The arrival of the first of 8,000 NATO troops in Albania yesterday comes with two very different armies preparing for endgames which they hope will see Serb forces driven out of neighbouring Kosovo.
Both NATO and the rebel Kosovo Liberation Army (KLA) hope the Serbs will at some point in the coming weeks be so weakened by the bombing offensive that they will offer little resistance to ground attacks.
The two armies could hardly be more different: NATO carries the big stick, with massive firepower, but it talks softly. The KLA, by contrast, masks its lack of training and heavy weapons with evocative declarations, claiming it will achieve victory at any price. The KLA units in Albania are led by a commander called Plaiko, or Old Man, whose headquarters is a borrowed apartment in a border village. His first press conference this week saw him explain his strategy simply: "We'll fight and not stop fighting."
Both armies are now building up in Kukes, an Albanian town 20 miles from the Kosovo border. In the sky above, American, French and Italian helicopters thunder by, while on the ground ever-growing numbers of rebel soldiers, in a wide variety of uniforms, wander the streets or lounge in cafes.

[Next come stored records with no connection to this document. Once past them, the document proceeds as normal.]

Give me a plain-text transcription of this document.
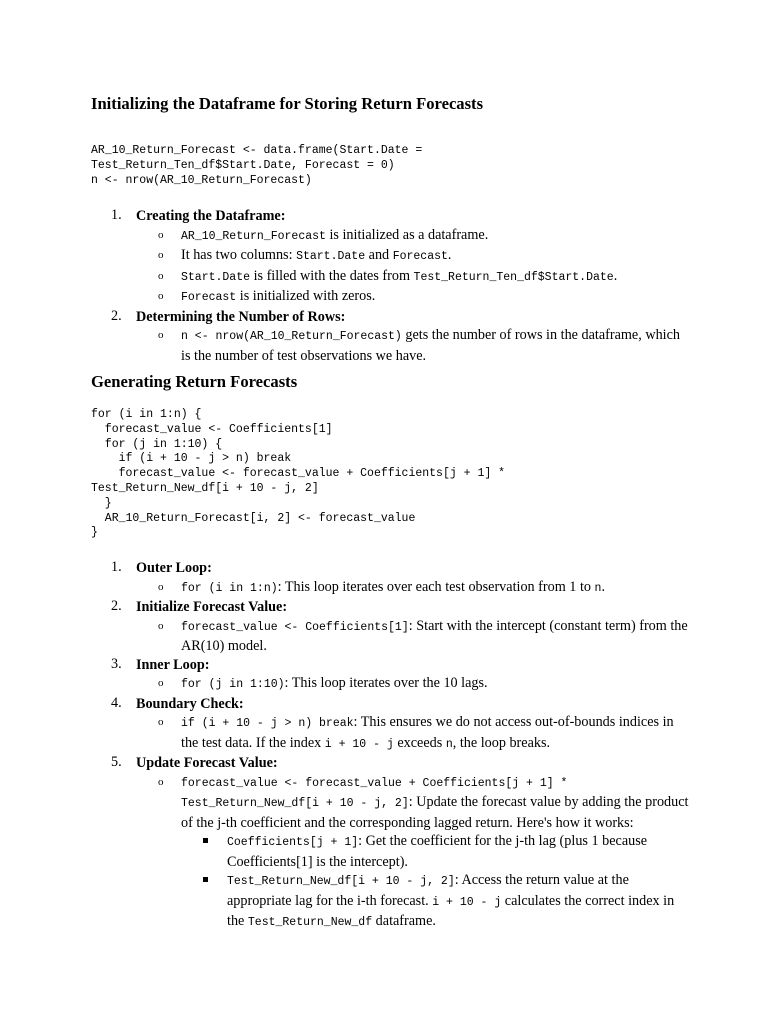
Initializing the Dataframe for Storing Return Forecasts
AR_10_Return_Forecast <- data.frame(Start.Date =
Test_Return_Ten_df$Start.Date, Forecast = 0)
n <- nrow(AR_10_Return_Forecast)
1.	Creating the Dataframe:
o AR_10_Return_Forecast is initialized as a dataframe.
o It has two columns: Start.Date and Forecast.
o Start.Date is filled with the dates from Test_Return_Ten_df$Start.Date.
o Forecast is initialized with zeros.
2.	Determining the Number of Rows:
o n <- nrow(AR_10_Return_Forecast) gets the number of rows in the dataframe, which is the number of test observations we have.
Generating Return Forecasts
for (i in 1:n) {
forecast_value <- Coefficients[1]
for (j in 1:10) {
if (i + 10 - j > n) break
forecast_value <- forecast_value + Coefficients[j + 1] *
Test_Return_New_df[i + 10 - j, 2]
}
AR_10_Return_Forecast[i, 2] <- forecast_value
}
1.	Outer Loop:
o for (i in 1:n): This loop iterates over each test observation from 1 to n.
2.	Initialize Forecast Value:
o forecast_value <- Coefficients[1]: Start with the intercept (constant term) from the AR(10) model.
3.	Inner Loop:
o for (j in 1:10): This loop iterates over the 10 lags.
4.	Boundary Check:
o if (i + 10 - j > n) break: This ensures we do not access out-of-bounds indices in the test data. If the index i + 10 - j exceeds n, the loop breaks.
5.	Update Forecast Value:
o forecast_value <- forecast_value + Coefficients[j + 1] * Test_Return_New_df[i + 10 - j, 2]: Update the forecast value by adding the product of the j-th coefficient and the corresponding lagged return. Here's how it works:
Coefficients[j + 1]: Get the coefficient for the j-th lag (plus 1 because Coefficients[1] is the intercept).
Test_Return_New_df[i + 10 - j, 2]: Access the return value at the appropriate lag for the i-th forecast. i + 10 - j calculates the correct index in the Test_Return_New_df dataframe.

NATO leaders have declared that there will be no ground attack into Kosovo because it would need 150,000 men and cost many allied lives. But their own planners contradict this, saying that NATO air power will in the coming weeks not only decimate the tanks and guns of the Serbs, but probably destroy the will of the remaining infantry to fight.
Alliance planners think under these conditions even a single armoured column, thrust from Kukes across the border with a screen of air cover in front and perhaps helicopter-borne troops making secondary attacks, will be enough to see Serb forces flee.

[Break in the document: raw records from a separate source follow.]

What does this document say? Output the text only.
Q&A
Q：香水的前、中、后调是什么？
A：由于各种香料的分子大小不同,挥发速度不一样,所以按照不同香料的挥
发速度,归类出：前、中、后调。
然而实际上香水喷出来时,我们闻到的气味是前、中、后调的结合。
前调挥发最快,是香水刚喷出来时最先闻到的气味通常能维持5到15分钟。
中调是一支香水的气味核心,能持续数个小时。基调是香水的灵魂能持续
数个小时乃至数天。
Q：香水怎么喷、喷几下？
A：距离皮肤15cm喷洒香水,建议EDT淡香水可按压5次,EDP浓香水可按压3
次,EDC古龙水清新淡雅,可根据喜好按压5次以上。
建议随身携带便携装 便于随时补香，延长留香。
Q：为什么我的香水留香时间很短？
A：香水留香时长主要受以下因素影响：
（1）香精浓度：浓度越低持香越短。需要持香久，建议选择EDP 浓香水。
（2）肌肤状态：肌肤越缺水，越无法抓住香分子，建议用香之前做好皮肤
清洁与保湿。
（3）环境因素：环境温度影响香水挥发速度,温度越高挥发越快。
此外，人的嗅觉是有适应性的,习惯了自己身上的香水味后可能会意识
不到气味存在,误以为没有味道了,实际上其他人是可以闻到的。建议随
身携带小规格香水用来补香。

"They have 30,000 troops, but many of these are police," said one Western military observer in Kukes.
The KLA is making its own plans on the assumption that NATO's bombing will "level the playing-field" between their force and that of the Serbs. The KLA has a similar number of troops to the Serbians, now getting rudimentary training in camps along the Kosovo-Albanian border.
Most of these troops are poorly trained and have little more than machine-guns. But one commander told The Irish Times that when they attack across the mountains, they will have the advantage of knowing the terrain and of having higher motivation.

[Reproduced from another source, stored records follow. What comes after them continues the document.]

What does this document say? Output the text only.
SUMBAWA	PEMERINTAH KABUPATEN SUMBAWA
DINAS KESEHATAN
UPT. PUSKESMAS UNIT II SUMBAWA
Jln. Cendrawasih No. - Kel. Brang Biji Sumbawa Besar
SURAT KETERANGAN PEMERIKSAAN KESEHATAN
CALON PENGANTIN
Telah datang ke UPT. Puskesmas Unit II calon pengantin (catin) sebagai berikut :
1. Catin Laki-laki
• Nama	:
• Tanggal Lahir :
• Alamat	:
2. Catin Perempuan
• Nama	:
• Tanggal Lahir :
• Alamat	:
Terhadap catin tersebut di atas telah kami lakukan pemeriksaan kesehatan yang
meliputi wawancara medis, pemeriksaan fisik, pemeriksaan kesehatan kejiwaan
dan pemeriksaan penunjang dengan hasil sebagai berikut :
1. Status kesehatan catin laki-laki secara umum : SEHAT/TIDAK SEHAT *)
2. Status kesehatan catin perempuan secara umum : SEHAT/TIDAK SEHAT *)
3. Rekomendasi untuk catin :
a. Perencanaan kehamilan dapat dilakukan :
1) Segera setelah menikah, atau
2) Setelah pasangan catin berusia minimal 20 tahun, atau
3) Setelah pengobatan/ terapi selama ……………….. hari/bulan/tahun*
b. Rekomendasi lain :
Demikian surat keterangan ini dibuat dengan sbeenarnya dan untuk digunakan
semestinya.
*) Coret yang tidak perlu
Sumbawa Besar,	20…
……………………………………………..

A KLA spokesman interviewed by phone at the headquarters in Geneva said units inside Kosovo itself have stabilised their lines in a series of enclaves despite being short of food and ammunition. Commanders say one unit has even launched an attack against the Serb-held town of Jakovo.
It is likely that the success of these enclaves in holding out is because the Serbs cannot concentrate armour to attack them without the risk that NATO jets, as they did earlier this week, will blast the entire force.
The KLA, in fact, is like a slightly built boxer waiting in one corner of the ring, while in the other his much bigger opponent is being pelted with rocks by the spectators.
The KLA has made much publicly of supposed collaboration with NATO, after alliance jets destroyed four Serb tanks as they moved on rebel positions near the central town of Malisevo. But despite such incidents, in which KLA commanders call on NATO strikes via satellite phone links, the alliance is likely to stop short of full co-operation.
They will draw the line because KLA help is unnecessary and secondly, because NATO politicians want to preserve at least the figleaf of neutrality in this conflict.
The alliance's original aim in going to war was to force Serbia not just to halt suppression but also to agree to a peace plan that, while giving Kosovo self-government, would leave it within Serbia. Despite the "ethnic cleansings" and massacres, NATO insists that this aim remains, with its briefing officers rather optimistically declaring that when the hostilities are finished Albanians and Serbs can live together again.
The war aims of the KLA are different. Plaiko also said this week that it was now impossible to support the plan that left Kosovo within Serbia, despite the KLA's earlier signing of such an agreement hammered out at the French chateau of Rambouillet in February. "Rambouillet is dead. Things have moved far beyond that. We must have independence," said Plaiko.
A clash of interests between the KLA and NATO is possible in the coming weeks
should the two armies each go racing into Kosovo with the Serbs in retreat. A more immediate and daunting obstacle is now threatening to derail both their plans: the presence in Kosovo of hundreds of thousands of Albanian civilians.
The Serb halt to its "ethnic cleansing" of Kosovo this week has left the Belgrade regime with the option of using these unarmed Albanians as "human sandbags" either to deter air attacks on vital targets or to halt a ground offensive in its tracks.